I think I miss something since for me I don't have 1000 fields.

I ll try to increase the limit

I figure out the problem. By goind in data streams, I ve looked at the auto generated index (.ds-logs-udp.dns-default-2023.01.03-000001) linked to "data_stream="logs-udp.dns-default".

When I go to the mapping section, there a lot of undesired fields, perhaps a border effect of dynamic mapping of the default udp index or bad pipeline rules, I don't know
For example

  "Jan 24 17:44:21 ns1 telegraf[13876]: 2023-01-24T16:44:21Z E! [outputs": {
            "properties": {
              "influxdb_v2] When writing to [http://127": {
                "properties": {
                  "0": {
                    "properties": {
                      "0": {
                        "properties": {
                          "1:8086]: Post \"http://127": {
                            "properties": {
                              "0": {
                                "properties": {
                                  "0": {
                                    "properties": {
                                      "1:8086/api/v2/write?bucket": {
                                        "type": "keyword",
                                        "ignore_above": 1024
                                      }

is there any good practice to avoid that ? Thanks for your help

Yup something is wrong... looks like values are becoming field names...

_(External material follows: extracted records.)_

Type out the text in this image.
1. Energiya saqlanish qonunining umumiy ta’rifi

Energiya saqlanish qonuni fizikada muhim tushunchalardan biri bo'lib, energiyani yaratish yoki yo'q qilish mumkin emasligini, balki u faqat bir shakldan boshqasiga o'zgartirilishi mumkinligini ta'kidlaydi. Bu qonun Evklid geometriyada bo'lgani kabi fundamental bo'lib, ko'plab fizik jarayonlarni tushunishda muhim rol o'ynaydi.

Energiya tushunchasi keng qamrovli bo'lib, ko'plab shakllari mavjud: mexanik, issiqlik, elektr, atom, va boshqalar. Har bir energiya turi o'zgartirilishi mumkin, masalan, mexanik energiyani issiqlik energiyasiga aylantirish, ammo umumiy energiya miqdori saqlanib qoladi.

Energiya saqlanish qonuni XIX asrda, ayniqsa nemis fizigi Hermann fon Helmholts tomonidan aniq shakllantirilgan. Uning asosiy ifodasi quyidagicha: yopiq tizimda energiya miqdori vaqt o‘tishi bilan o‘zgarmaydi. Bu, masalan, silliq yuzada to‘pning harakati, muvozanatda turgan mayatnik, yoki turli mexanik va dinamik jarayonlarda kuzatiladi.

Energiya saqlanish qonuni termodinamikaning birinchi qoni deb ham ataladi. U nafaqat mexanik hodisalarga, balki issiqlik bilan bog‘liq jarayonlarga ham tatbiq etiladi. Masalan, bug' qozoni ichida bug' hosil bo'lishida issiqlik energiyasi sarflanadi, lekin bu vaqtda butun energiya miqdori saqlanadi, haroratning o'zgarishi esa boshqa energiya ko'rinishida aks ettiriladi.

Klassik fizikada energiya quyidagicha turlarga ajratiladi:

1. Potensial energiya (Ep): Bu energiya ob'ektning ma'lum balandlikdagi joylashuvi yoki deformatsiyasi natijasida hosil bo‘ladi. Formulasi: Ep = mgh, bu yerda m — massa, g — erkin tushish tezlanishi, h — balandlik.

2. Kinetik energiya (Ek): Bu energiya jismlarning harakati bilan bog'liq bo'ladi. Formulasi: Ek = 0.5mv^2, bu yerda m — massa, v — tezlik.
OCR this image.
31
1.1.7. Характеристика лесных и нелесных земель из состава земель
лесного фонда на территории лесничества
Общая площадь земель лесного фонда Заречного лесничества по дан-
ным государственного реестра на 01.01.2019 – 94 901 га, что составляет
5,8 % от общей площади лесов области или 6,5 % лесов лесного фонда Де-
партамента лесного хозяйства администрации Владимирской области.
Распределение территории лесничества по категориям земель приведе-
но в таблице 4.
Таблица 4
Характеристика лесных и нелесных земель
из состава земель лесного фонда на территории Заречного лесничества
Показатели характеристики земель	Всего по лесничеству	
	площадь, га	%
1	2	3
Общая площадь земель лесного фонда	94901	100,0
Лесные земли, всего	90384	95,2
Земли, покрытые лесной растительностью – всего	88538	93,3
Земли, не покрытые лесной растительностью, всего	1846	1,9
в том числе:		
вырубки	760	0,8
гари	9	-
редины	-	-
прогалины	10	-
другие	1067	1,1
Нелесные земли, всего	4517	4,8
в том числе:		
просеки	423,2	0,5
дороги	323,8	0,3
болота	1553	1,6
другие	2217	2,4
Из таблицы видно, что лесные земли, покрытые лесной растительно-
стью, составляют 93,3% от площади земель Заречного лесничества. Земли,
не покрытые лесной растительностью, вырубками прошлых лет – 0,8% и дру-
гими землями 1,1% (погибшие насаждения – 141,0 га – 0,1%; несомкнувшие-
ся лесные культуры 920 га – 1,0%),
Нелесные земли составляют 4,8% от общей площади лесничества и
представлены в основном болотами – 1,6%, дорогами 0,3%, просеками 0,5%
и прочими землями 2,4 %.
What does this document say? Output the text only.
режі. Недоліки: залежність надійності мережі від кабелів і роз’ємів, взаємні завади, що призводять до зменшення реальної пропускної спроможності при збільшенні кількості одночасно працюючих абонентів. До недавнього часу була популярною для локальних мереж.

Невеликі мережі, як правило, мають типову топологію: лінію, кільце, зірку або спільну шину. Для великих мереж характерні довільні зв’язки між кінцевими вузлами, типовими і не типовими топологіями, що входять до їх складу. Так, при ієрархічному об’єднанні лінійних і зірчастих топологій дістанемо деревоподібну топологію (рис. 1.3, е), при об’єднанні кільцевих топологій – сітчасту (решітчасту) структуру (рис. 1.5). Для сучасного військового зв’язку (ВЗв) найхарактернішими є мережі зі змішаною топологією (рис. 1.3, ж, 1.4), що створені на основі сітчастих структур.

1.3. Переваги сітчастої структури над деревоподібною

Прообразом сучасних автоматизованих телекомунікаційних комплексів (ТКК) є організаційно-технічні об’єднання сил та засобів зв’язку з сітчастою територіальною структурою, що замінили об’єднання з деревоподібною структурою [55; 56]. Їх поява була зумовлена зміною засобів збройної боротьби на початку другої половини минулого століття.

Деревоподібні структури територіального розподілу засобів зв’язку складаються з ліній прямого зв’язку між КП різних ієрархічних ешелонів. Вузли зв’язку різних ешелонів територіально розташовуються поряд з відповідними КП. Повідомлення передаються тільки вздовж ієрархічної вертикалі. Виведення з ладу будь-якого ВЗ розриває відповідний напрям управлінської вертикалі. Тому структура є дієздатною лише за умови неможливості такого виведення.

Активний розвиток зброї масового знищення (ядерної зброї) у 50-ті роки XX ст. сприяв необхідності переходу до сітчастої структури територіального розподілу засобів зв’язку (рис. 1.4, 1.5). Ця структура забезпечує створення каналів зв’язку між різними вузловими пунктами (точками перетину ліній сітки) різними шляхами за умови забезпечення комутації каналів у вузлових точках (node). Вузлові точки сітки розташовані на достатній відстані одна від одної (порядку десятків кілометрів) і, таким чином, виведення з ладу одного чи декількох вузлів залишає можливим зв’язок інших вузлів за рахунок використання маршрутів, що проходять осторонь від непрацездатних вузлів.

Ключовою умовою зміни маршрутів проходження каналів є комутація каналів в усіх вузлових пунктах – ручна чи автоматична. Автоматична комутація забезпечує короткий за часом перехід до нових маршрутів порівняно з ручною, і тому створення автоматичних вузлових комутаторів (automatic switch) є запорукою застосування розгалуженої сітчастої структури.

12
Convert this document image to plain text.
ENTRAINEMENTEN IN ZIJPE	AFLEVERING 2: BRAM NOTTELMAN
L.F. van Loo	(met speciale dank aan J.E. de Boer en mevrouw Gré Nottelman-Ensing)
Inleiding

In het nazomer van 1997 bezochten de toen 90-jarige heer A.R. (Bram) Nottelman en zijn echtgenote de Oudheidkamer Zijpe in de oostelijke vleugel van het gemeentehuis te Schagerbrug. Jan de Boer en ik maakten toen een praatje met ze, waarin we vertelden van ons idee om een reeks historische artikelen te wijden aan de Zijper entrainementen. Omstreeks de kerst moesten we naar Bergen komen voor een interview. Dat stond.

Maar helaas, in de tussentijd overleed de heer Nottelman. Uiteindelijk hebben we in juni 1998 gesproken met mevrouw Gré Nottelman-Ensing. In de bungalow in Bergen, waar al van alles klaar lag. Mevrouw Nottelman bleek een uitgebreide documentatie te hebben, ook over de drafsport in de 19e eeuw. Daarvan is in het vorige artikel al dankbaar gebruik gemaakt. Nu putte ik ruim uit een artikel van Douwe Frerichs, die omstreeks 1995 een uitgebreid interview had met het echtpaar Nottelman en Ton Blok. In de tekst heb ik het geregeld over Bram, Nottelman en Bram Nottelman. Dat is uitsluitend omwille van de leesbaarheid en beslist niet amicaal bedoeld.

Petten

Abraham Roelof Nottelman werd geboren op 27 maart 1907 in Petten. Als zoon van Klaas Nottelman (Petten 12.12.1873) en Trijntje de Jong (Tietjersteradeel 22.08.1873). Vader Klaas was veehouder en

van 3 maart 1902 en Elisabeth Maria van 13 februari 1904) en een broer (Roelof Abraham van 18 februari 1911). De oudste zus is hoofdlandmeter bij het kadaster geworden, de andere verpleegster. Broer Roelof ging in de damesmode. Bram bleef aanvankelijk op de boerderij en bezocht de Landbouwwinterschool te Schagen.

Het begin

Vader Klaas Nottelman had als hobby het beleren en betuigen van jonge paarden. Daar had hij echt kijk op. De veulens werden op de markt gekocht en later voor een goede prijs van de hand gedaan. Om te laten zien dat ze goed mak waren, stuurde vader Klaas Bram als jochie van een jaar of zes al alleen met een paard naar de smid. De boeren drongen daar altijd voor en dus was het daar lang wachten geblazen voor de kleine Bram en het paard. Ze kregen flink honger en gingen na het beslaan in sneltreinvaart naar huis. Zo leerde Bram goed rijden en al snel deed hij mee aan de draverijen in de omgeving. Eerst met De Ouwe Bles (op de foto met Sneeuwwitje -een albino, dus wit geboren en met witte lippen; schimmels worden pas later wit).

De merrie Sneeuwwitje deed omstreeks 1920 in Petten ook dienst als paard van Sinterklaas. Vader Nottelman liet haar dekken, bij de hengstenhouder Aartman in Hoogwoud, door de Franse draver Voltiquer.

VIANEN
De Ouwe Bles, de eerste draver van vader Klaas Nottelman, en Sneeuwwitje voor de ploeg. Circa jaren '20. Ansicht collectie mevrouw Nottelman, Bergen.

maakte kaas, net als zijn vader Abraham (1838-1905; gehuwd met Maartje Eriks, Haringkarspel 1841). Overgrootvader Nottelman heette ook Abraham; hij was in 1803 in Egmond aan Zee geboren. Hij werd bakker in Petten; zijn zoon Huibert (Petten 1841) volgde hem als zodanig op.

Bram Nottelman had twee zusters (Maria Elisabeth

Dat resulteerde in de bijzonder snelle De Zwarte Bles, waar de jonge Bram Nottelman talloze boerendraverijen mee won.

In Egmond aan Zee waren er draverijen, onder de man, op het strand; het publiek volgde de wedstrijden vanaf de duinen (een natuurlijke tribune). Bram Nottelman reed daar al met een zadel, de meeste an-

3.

Will probably need to clean up and fix... (You may need to clean the underlying index or data stream as the mapping may be corrupt / mapping explosion.)

The first thing I would do is remove the pipeline and see what is arriving in elasticsearch.

Then look at / share what the document looks like

Then build the pipeline

Thanks for your reply. I have deleted the data stream (which removed the index) and now I ve only the wanted fields. I will process like that the time to work on the different log formats. Thanks a lot for your help, we can close the thread I think.

1 Like

Good to hear,

if you paste a sample document that you have ingested... perhaps we can take a look...

Threads close on their own...

Hmm I ran what you had with the sample you provided it worked fine.

This topic was automatically closed 28 days after the last reply. New replies are no longer allowed.